Als ich gestern auf die S-Bahn wartete, wurde der Zug mit dem ich zu reisen gedachte in Sichtweite des Bahnhofes von einer Betriebsstörung heimgesucht. Der in den Aushängen der Betriebsleitung beschriebene Fall war eingetreten; die Reisenden waren aus technischen Gründen genötigt auf offener Strecke auszusteigen und wurden von Bahnpersonal sicher zum Bahnsteig geleitet, was zugegebenermaßen nicht sehr schwierig war, da der Zug ja nur höchstens zehn Meter entfernt zum Stillstand gekommen war, nachdem er den offenbar durch mutwilliges Fremdverschulden beschädigten Gleiskörper überrollt hatte. Jedenfalls wurde die Bergung der Fahrgäste ruhig und in vollendeter Professionalität durchgeführt. An der Unglücksstelle selbst war der Bahndamm von jungen Birken und zahllosen Beikräutern reichlichst bewachsen. So standen nun Polizisten, neuerdings in hellblauen Sommerhemden, Techniker der Bahn, prophylaktisch verständigte Sanitäter und eine kunterbunte Schar von Reisenden, so wie sie nur der Zufall zusammenwürfeln kann, hüfthoch im jungen Grün. Klatschohn und Kornblumen in prächtigster Blüte, die schreienden Warnwesten der Rettungskräfte, ein kleiner schwitzender Mann mit Aktentasche, schlaksige, hochaufgeschossene Ausländer deren Teint ins olivgrüne spielte, eine junge Frau nebst Hund angetan mit resedafarbenem Sommerkleid, Kinderfahrräder mit langen, behufs Verkehrssicherheit installierten Fahnen, ein Tandem, Familienväter deren Haar schütter und grau geworden war unter der Last und natürlich die Mitarbeiter eines Sicherheitsdienstes, welche allerdings nur Maulaffen feilhaltend Zigaretten ansteckten und sich mit groben Pranken an ihren dicken Bäuchen kratzten. Wäre ich ein Künstler, hätte mich die Szene zu einem impressionistischen Ölgemälde inspiriert, drei mal sechs Meter vielleicht. Ein sinnvoll ineinandergreifendes Uhrwerks der öffentlichen Sicherheit und Ordnung, die Lage stets vollkommen im sicheren Griff der durchweg besonnen handelnden Durchführungsberechtigten.

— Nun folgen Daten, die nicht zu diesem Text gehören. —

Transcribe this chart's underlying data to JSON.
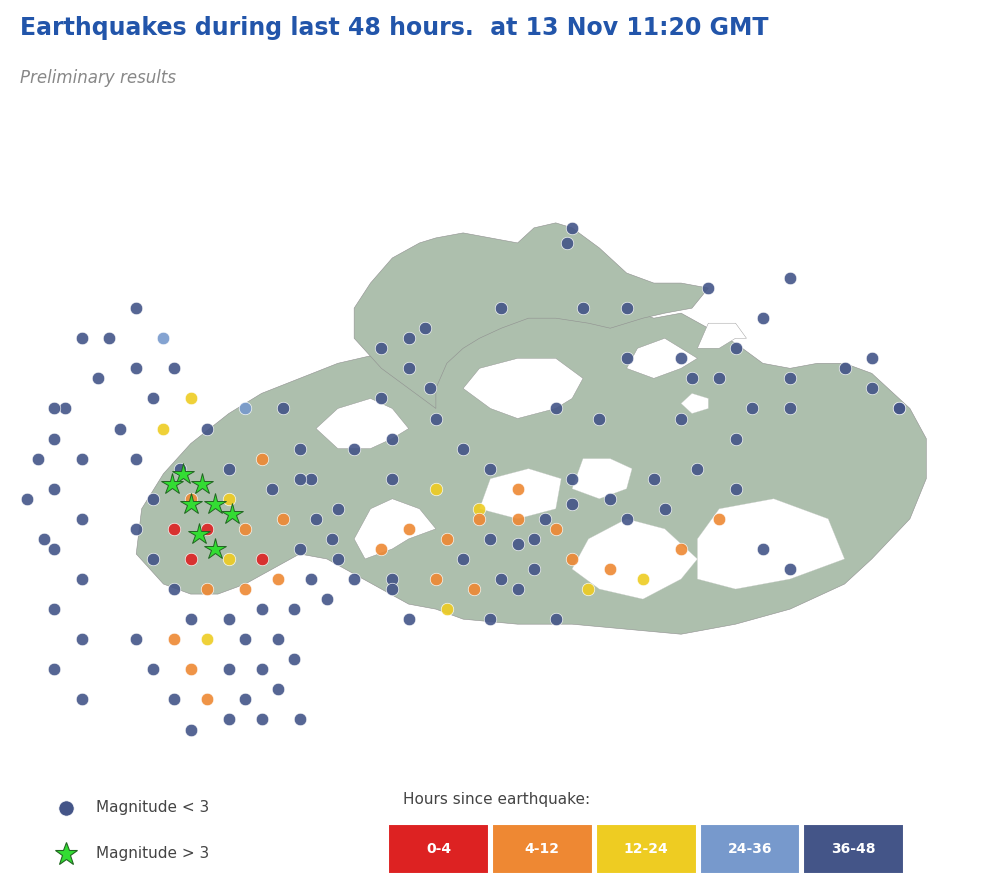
{
  "title": "Earthquakes during last 48 hours.  at 13 Nov 11:20 GMT",
  "subtitle": "Preliminary results",
  "title_color": "#2255aa",
  "subtitle_color": "#888888",
  "bg_color": "#ffffff",
  "land_color": "#adbfad",
  "sea_color": "#ffffff",
  "colors": {
    "0-4": "#dd2222",
    "4-12": "#ee8833",
    "12-24": "#eecc22",
    "24-36": "#7799cc",
    "36-48": "#445588"
  },
  "marker_small_color": "#445588",
  "earthquakes_small": [
    {
      "lon": -28.5,
      "lat": 66.2,
      "age": "36-48"
    },
    {
      "lon": -28.2,
      "lat": 65.8,
      "age": "36-48"
    },
    {
      "lon": -28.8,
      "lat": 65.5,
      "age": "36-48"
    },
    {
      "lon": -29.0,
      "lat": 65.2,
      "age": "36-48"
    },
    {
      "lon": -28.5,
      "lat": 65.0,
      "age": "36-48"
    },
    {
      "lon": -29.0,
      "lat": 64.7,
      "age": "36-48"
    },
    {
      "lon": -28.5,
      "lat": 64.4,
      "age": "36-48"
    },
    {
      "lon": -29.0,
      "lat": 64.1,
      "age": "36-48"
    },
    {
      "lon": -28.5,
      "lat": 63.8,
      "age": "36-48"
    },
    {
      "lon": -29.0,
      "lat": 63.5,
      "age": "36-48"
    },
    {
      "lon": -28.5,
      "lat": 63.2,
      "age": "36-48"
    },
    {
      "lon": -29.0,
      "lat": 62.9,
      "age": "36-48"
    },
    {
      "lon": -28.5,
      "lat": 62.6,
      "age": "36-48"
    },
    {
      "lon": -28.0,
      "lat": 66.2,
      "age": "36-48"
    },
    {
      "lon": -27.5,
      "lat": 66.5,
      "age": "36-48"
    },
    {
      "lon": -27.0,
      "lat": 66.2,
      "age": "24-36"
    },
    {
      "lon": -27.5,
      "lat": 65.9,
      "age": "36-48"
    },
    {
      "lon": -26.8,
      "lat": 65.9,
      "age": "36-48"
    },
    {
      "lon": -27.2,
      "lat": 65.6,
      "age": "36-48"
    },
    {
      "lon": -26.5,
      "lat": 65.6,
      "age": "12-24"
    },
    {
      "lon": -27.8,
      "lat": 65.3,
      "age": "36-48"
    },
    {
      "lon": -27.0,
      "lat": 65.3,
      "age": "12-24"
    },
    {
      "lon": -26.2,
      "lat": 65.3,
      "age": "36-48"
    },
    {
      "lon": -25.5,
      "lat": 65.5,
      "age": "24-36"
    },
    {
      "lon": -24.8,
      "lat": 65.5,
      "age": "36-48"
    },
    {
      "lon": -27.5,
      "lat": 65.0,
      "age": "36-48"
    },
    {
      "lon": -26.7,
      "lat": 64.9,
      "age": "36-48"
    },
    {
      "lon": -25.8,
      "lat": 64.9,
      "age": "36-48"
    },
    {
      "lon": -25.2,
      "lat": 65.0,
      "age": "4-12"
    },
    {
      "lon": -24.5,
      "lat": 65.1,
      "age": "36-48"
    },
    {
      "lon": -27.2,
      "lat": 64.6,
      "age": "36-48"
    },
    {
      "lon": -26.5,
      "lat": 64.6,
      "age": "4-12"
    },
    {
      "lon": -25.8,
      "lat": 64.6,
      "age": "12-24"
    },
    {
      "lon": -25.0,
      "lat": 64.7,
      "age": "36-48"
    },
    {
      "lon": -24.3,
      "lat": 64.8,
      "age": "36-48"
    },
    {
      "lon": -27.5,
      "lat": 64.3,
      "age": "36-48"
    },
    {
      "lon": -26.8,
      "lat": 64.3,
      "age": "0-4"
    },
    {
      "lon": -26.2,
      "lat": 64.3,
      "age": "0-4"
    },
    {
      "lon": -25.5,
      "lat": 64.3,
      "age": "4-12"
    },
    {
      "lon": -24.8,
      "lat": 64.4,
      "age": "4-12"
    },
    {
      "lon": -24.2,
      "lat": 64.4,
      "age": "36-48"
    },
    {
      "lon": -23.8,
      "lat": 64.5,
      "age": "36-48"
    },
    {
      "lon": -27.2,
      "lat": 64.0,
      "age": "36-48"
    },
    {
      "lon": -26.5,
      "lat": 64.0,
      "age": "0-4"
    },
    {
      "lon": -25.8,
      "lat": 64.0,
      "age": "12-24"
    },
    {
      "lon": -25.2,
      "lat": 64.0,
      "age": "0-4"
    },
    {
      "lon": -24.5,
      "lat": 64.1,
      "age": "36-48"
    },
    {
      "lon": -23.9,
      "lat": 64.2,
      "age": "36-48"
    },
    {
      "lon": -26.8,
      "lat": 63.7,
      "age": "36-48"
    },
    {
      "lon": -26.2,
      "lat": 63.7,
      "age": "4-12"
    },
    {
      "lon": -25.5,
      "lat": 63.7,
      "age": "4-12"
    },
    {
      "lon": -24.9,
      "lat": 63.8,
      "age": "4-12"
    },
    {
      "lon": -24.3,
      "lat": 63.8,
      "age": "36-48"
    },
    {
      "lon": -26.5,
      "lat": 63.4,
      "age": "36-48"
    },
    {
      "lon": -25.8,
      "lat": 63.4,
      "age": "36-48"
    },
    {
      "lon": -25.2,
      "lat": 63.5,
      "age": "36-48"
    },
    {
      "lon": -24.6,
      "lat": 63.5,
      "age": "36-48"
    },
    {
      "lon": -24.0,
      "lat": 63.6,
      "age": "36-48"
    },
    {
      "lon": -27.5,
      "lat": 63.2,
      "age": "36-48"
    },
    {
      "lon": -26.8,
      "lat": 63.2,
      "age": "4-12"
    },
    {
      "lon": -26.2,
      "lat": 63.2,
      "age": "12-24"
    },
    {
      "lon": -25.5,
      "lat": 63.2,
      "age": "36-48"
    },
    {
      "lon": -24.9,
      "lat": 63.2,
      "age": "36-48"
    },
    {
      "lon": -27.2,
      "lat": 62.9,
      "age": "36-48"
    },
    {
      "lon": -26.5,
      "lat": 62.9,
      "age": "4-12"
    },
    {
      "lon": -25.8,
      "lat": 62.9,
      "age": "36-48"
    },
    {
      "lon": -25.2,
      "lat": 62.9,
      "age": "36-48"
    },
    {
      "lon": -24.6,
      "lat": 63.0,
      "age": "36-48"
    },
    {
      "lon": -26.8,
      "lat": 62.6,
      "age": "36-48"
    },
    {
      "lon": -26.2,
      "lat": 62.6,
      "age": "4-12"
    },
    {
      "lon": -25.5,
      "lat": 62.6,
      "age": "36-48"
    },
    {
      "lon": -24.9,
      "lat": 62.7,
      "age": "36-48"
    },
    {
      "lon": -26.5,
      "lat": 62.3,
      "age": "36-48"
    },
    {
      "lon": -25.8,
      "lat": 62.4,
      "age": "36-48"
    },
    {
      "lon": -25.2,
      "lat": 62.4,
      "age": "36-48"
    },
    {
      "lon": -24.5,
      "lat": 62.4,
      "age": "36-48"
    },
    {
      "lon": -23.5,
      "lat": 63.8,
      "age": "36-48"
    },
    {
      "lon": -22.8,
      "lat": 63.8,
      "age": "36-48"
    },
    {
      "lon": -22.0,
      "lat": 63.8,
      "age": "4-12"
    },
    {
      "lon": -21.3,
      "lat": 63.7,
      "age": "4-12"
    },
    {
      "lon": -20.8,
      "lat": 63.8,
      "age": "36-48"
    },
    {
      "lon": -20.2,
      "lat": 63.9,
      "age": "36-48"
    },
    {
      "lon": -19.5,
      "lat": 64.0,
      "age": "4-12"
    },
    {
      "lon": -18.8,
      "lat": 63.9,
      "age": "4-12"
    },
    {
      "lon": -18.2,
      "lat": 63.8,
      "age": "12-24"
    },
    {
      "lon": -17.5,
      "lat": 64.1,
      "age": "4-12"
    },
    {
      "lon": -16.8,
      "lat": 64.4,
      "age": "4-12"
    },
    {
      "lon": -16.0,
      "lat": 64.1,
      "age": "36-48"
    },
    {
      "lon": -15.5,
      "lat": 63.9,
      "age": "36-48"
    },
    {
      "lon": -21.8,
      "lat": 63.5,
      "age": "12-24"
    },
    {
      "lon": -19.2,
      "lat": 63.7,
      "age": "12-24"
    },
    {
      "lon": -22.5,
      "lat": 63.4,
      "age": "36-48"
    },
    {
      "lon": -21.0,
      "lat": 63.4,
      "age": "36-48"
    },
    {
      "lon": -19.8,
      "lat": 63.4,
      "age": "36-48"
    },
    {
      "lon": -24.5,
      "lat": 64.8,
      "age": "36-48"
    },
    {
      "lon": -23.5,
      "lat": 65.1,
      "age": "36-48"
    },
    {
      "lon": -22.8,
      "lat": 65.2,
      "age": "36-48"
    },
    {
      "lon": -22.0,
      "lat": 65.4,
      "age": "36-48"
    },
    {
      "lon": -15.5,
      "lat": 65.5,
      "age": "36-48"
    },
    {
      "lon": -14.5,
      "lat": 65.9,
      "age": "36-48"
    },
    {
      "lon": -14.0,
      "lat": 65.7,
      "age": "36-48"
    },
    {
      "lon": -13.5,
      "lat": 65.5,
      "age": "36-48"
    },
    {
      "lon": -22.0,
      "lat": 64.7,
      "age": "12-24"
    },
    {
      "lon": -21.2,
      "lat": 64.5,
      "age": "12-24"
    },
    {
      "lon": -20.5,
      "lat": 64.4,
      "age": "4-12"
    },
    {
      "lon": -19.8,
      "lat": 64.3,
      "age": "4-12"
    },
    {
      "lon": -18.8,
      "lat": 64.6,
      "age": "36-48"
    },
    {
      "lon": -18.0,
      "lat": 64.8,
      "age": "36-48"
    },
    {
      "lon": -17.2,
      "lat": 64.9,
      "age": "36-48"
    },
    {
      "lon": -23.8,
      "lat": 64.0,
      "age": "36-48"
    },
    {
      "lon": -23.0,
      "lat": 64.1,
      "age": "4-12"
    },
    {
      "lon": -22.5,
      "lat": 64.3,
      "age": "4-12"
    },
    {
      "lon": -21.8,
      "lat": 64.2,
      "age": "4-12"
    },
    {
      "lon": -21.2,
      "lat": 64.4,
      "age": "4-12"
    },
    {
      "lon": -21.0,
      "lat": 64.9,
      "age": "36-48"
    },
    {
      "lon": -19.5,
      "lat": 64.8,
      "age": "36-48"
    },
    {
      "lon": -17.5,
      "lat": 65.4,
      "age": "36-48"
    },
    {
      "lon": -16.5,
      "lat": 65.2,
      "age": "36-48"
    },
    {
      "lon": -22.8,
      "lat": 63.7,
      "age": "36-48"
    },
    {
      "lon": -20.5,
      "lat": 63.7,
      "age": "36-48"
    },
    {
      "lon": -19.5,
      "lat": 67.3,
      "age": "36-48"
    },
    {
      "lon": -18.5,
      "lat": 66.0,
      "age": "36-48"
    },
    {
      "lon": -16.5,
      "lat": 64.7,
      "age": "36-48"
    },
    {
      "lon": -22.5,
      "lat": 65.9,
      "age": "36-48"
    },
    {
      "lon": -20.8,
      "lat": 66.5,
      "age": "36-48"
    },
    {
      "lon": -17.0,
      "lat": 66.7,
      "age": "36-48"
    },
    {
      "lon": -16.0,
      "lat": 66.4,
      "age": "36-48"
    },
    {
      "lon": -15.5,
      "lat": 66.8,
      "age": "36-48"
    },
    {
      "lon": -21.0,
      "lat": 64.2,
      "age": "36-48"
    },
    {
      "lon": -20.2,
      "lat": 64.2,
      "age": "36-48"
    },
    {
      "lon": -19.0,
      "lat": 65.4,
      "age": "36-48"
    },
    {
      "lon": -18.5,
      "lat": 64.4,
      "age": "36-48"
    },
    {
      "lon": -17.8,
      "lat": 64.5,
      "age": "36-48"
    },
    {
      "lon": -19.8,
      "lat": 65.5,
      "age": "36-48"
    },
    {
      "lon": -23.0,
      "lat": 66.1,
      "age": "36-48"
    },
    {
      "lon": -22.2,
      "lat": 66.3,
      "age": "36-48"
    }
  ],
  "earthquakes_large": [
    {
      "lon": -26.3,
      "lat": 64.75,
      "age": "0-4"
    },
    {
      "lon": -26.65,
      "lat": 64.85,
      "age": "0-4"
    },
    {
      "lon": -26.05,
      "lat": 64.55,
      "age": "0-4"
    },
    {
      "lon": -26.5,
      "lat": 64.55,
      "age": "0-4"
    },
    {
      "lon": -26.85,
      "lat": 64.75,
      "age": "0-4"
    },
    {
      "lon": -25.75,
      "lat": 64.45,
      "age": "0-4"
    },
    {
      "lon": -26.35,
      "lat": 64.25,
      "age": "0-4"
    },
    {
      "lon": -26.05,
      "lat": 64.1,
      "age": "0-4"
    }
  ],
  "isolated_small": [
    {
      "lon": -19.6,
      "lat": 67.15,
      "age": "36-48"
    },
    {
      "lon": -19.3,
      "lat": 66.5,
      "age": "36-48"
    },
    {
      "lon": -16.5,
      "lat": 66.1,
      "age": "36-48"
    },
    {
      "lon": -17.5,
      "lat": 66.0,
      "age": "36-48"
    },
    {
      "lon": -22.5,
      "lat": 66.2,
      "age": "36-48"
    },
    {
      "lon": -14.0,
      "lat": 66.0,
      "age": "36-48"
    },
    {
      "lon": -13.5,
      "lat": 65.5,
      "age": "36-48"
    },
    {
      "lon": -29.0,
      "lat": 65.5,
      "age": "36-48"
    },
    {
      "lon": -29.3,
      "lat": 65.0,
      "age": "36-48"
    },
    {
      "lon": -29.5,
      "lat": 64.6,
      "age": "36-48"
    },
    {
      "lon": -29.2,
      "lat": 64.2,
      "age": "36-48"
    },
    {
      "lon": -20.5,
      "lat": 64.7,
      "age": "4-12"
    },
    {
      "lon": -22.8,
      "lat": 64.8,
      "age": "36-48"
    },
    {
      "lon": -22.1,
      "lat": 65.7,
      "age": "36-48"
    }
  ],
  "scattered_inland": [
    {
      "lon": -21.5,
      "lat": 64.0,
      "age": "36-48"
    },
    {
      "lon": -20.5,
      "lat": 64.15,
      "age": "36-48"
    },
    {
      "lon": -20.0,
      "lat": 64.4,
      "age": "36-48"
    },
    {
      "lon": -19.5,
      "lat": 64.55,
      "age": "36-48"
    },
    {
      "lon": -21.5,
      "lat": 65.1,
      "age": "36-48"
    },
    {
      "lon": -23.0,
      "lat": 65.6,
      "age": "36-48"
    },
    {
      "lon": -15.5,
      "lat": 65.8,
      "age": "36-48"
    },
    {
      "lon": -16.2,
      "lat": 65.5,
      "age": "36-48"
    },
    {
      "lon": -16.8,
      "lat": 65.8,
      "age": "36-48"
    },
    {
      "lon": -17.3,
      "lat": 65.8,
      "age": "36-48"
    },
    {
      "lon": -18.5,
      "lat": 66.5,
      "age": "36-48"
    }
  ]
}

Geisseln möchte ich an dieser Stelle allerdings einmal die Mitarbeiter von privaten Sicherheitsdiensten, die bekanntlich weder für Sicherheit sorgen, zudem keine verlässliche Auskunft geben können, geschweige denn Englisch sprechen. Neulich wünschte ich an einer weigehend menschenleeren Station zuzusteigen, als sich, aus der sich öffnenden Türe des Zuges, zwei uniformierte Bierbäuche in den Weg schoben. Schnurrbärtige, mit Baretten versehene Kugelköpfe schnellten hervor, hündisch den Blick irgendeines Stationsvorstehers suchend, um jenem, in schmeichlerischer Absicht den Gruß zu entbieten. Es handelt sich bei diesen Typen leider ausnahmlos um Kroppzeug, da kann man nichts machen. Ausser vielleicht in eine Zeitmaschine setzen und in die Kaiserzeit beamen. Als Parkwächter oder Bahnschrankenwärter nach Ostpreussen.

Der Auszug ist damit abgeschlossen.